If you're not from the area it's still expensive. Not US cariacature levels, but for example tuition at Dawson is something like 130$ per semester depending on the program for a local. It jumps to a thou and change for someone from Canada but not Quebec, and is between 6 and 9k for internationals. Books are their usual abusive 450$ tomes that you only need for two or three worksheets, conspicuously written by the "professor" giving the course.

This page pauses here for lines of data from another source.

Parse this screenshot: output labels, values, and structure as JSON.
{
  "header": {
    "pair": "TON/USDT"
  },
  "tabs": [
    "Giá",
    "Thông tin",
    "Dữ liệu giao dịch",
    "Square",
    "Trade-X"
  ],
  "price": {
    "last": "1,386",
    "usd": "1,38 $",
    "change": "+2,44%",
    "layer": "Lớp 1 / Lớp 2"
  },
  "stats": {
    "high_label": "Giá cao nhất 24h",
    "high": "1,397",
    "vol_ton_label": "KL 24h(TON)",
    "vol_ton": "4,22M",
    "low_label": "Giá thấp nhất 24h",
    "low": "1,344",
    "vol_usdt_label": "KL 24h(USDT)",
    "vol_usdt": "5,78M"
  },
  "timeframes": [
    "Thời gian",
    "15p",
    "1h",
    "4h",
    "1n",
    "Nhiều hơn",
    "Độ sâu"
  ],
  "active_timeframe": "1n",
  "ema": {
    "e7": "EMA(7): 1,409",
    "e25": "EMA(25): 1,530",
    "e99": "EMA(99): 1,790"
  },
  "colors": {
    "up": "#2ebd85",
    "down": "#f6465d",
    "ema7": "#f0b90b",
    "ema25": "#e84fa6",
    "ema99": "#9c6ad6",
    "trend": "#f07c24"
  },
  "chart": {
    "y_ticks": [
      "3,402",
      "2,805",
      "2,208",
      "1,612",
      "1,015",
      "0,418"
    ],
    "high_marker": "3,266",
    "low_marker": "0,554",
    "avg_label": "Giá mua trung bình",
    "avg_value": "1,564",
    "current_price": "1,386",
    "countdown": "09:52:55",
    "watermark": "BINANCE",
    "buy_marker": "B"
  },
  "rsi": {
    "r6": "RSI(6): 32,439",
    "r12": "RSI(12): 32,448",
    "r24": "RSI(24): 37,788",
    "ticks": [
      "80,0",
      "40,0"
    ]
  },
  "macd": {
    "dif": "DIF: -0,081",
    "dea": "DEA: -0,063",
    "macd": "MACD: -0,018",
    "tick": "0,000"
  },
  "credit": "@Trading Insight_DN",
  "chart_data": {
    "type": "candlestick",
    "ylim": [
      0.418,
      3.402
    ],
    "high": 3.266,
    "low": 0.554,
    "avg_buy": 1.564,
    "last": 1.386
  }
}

Meanwhile, US community colleges average about 5k for students from their state
10k per semester after books isn't a huge amount, but it's not chump change either, especially if you have to pack up and move to a new country for it, and especially when you can pay just 5 to go to an equivalent school in whatever US state a person already lives in and can reasonably find work/housing/etc in. And the dollar isn't "worthless", it's 0.73 USD right now. Sounds bad, but everything is cheap as fuck in the US and prices for things in Canada fly all over the place. Purchasing power in-cuntry is gonna fuck you over if you come in with two benjamins thinking it'll be like going to zimbabwe. That 69c can of beans in Burlington is 1.39 in Montreal. That 5$ quart of speed rail vodka in Iowa is goddamn 24.78 in Nova Scotia. Coming in with a wad of American currency isn't going to go as far as first-time tourists think it will. Local wages tend to be reasonable when you compare the higher cost of consumer goods and how much other stuff is government-subsidized... but if you're an American only coming by for 2-4 years or so, you can't really appreciate those benefits.
The problem with college now is that you are not being prepared for the current employment market.
This is the big problem, especially in STEM. This article is from a decade ago, but not much has changed in the attitude among software, internet service, and other tech-adjacent companies:
Jon Evans said:
So what should a real interview consist of? Let me offer a humble proposal: don’t interview anyone who hasn’t accomplished anything. Ever. Certificates and degrees are not accomplishments; I mean real-world projects with real-world users. There is no excuse for software developers who don’t have a site, app, or service they can point to and say, “I did this, all by myself!” in a world where Google App Engine and Amazon Web Services have free service tiers, and it costs all of 25$ to register as an Android developer and publish an app on the Android Market.
I think it's only gotten worse from then, and companies in general are even more entitled now. But who can blame them? There's a huge glut of CS grads and STEM people in general, and obviously schools can't keep up with the meme frameworks du jour. So they resort to riddle based interviews, get mad at people for not being intimately familiar with their local (often undocumented) codebases, and write pissy articles about how hard it is to find workers, because they know that there's no shortage of labour to churn through until they find their unicorns.
If it hasn't already happened, STEM degrees are going to be less than worthless in the coming years. Not even like other degrees/certs/other education where it's a matter of course to get one before getting field experience, I mean it may as well be a complete gap on your resume like you took a year off to tour Europe or went to prison or something.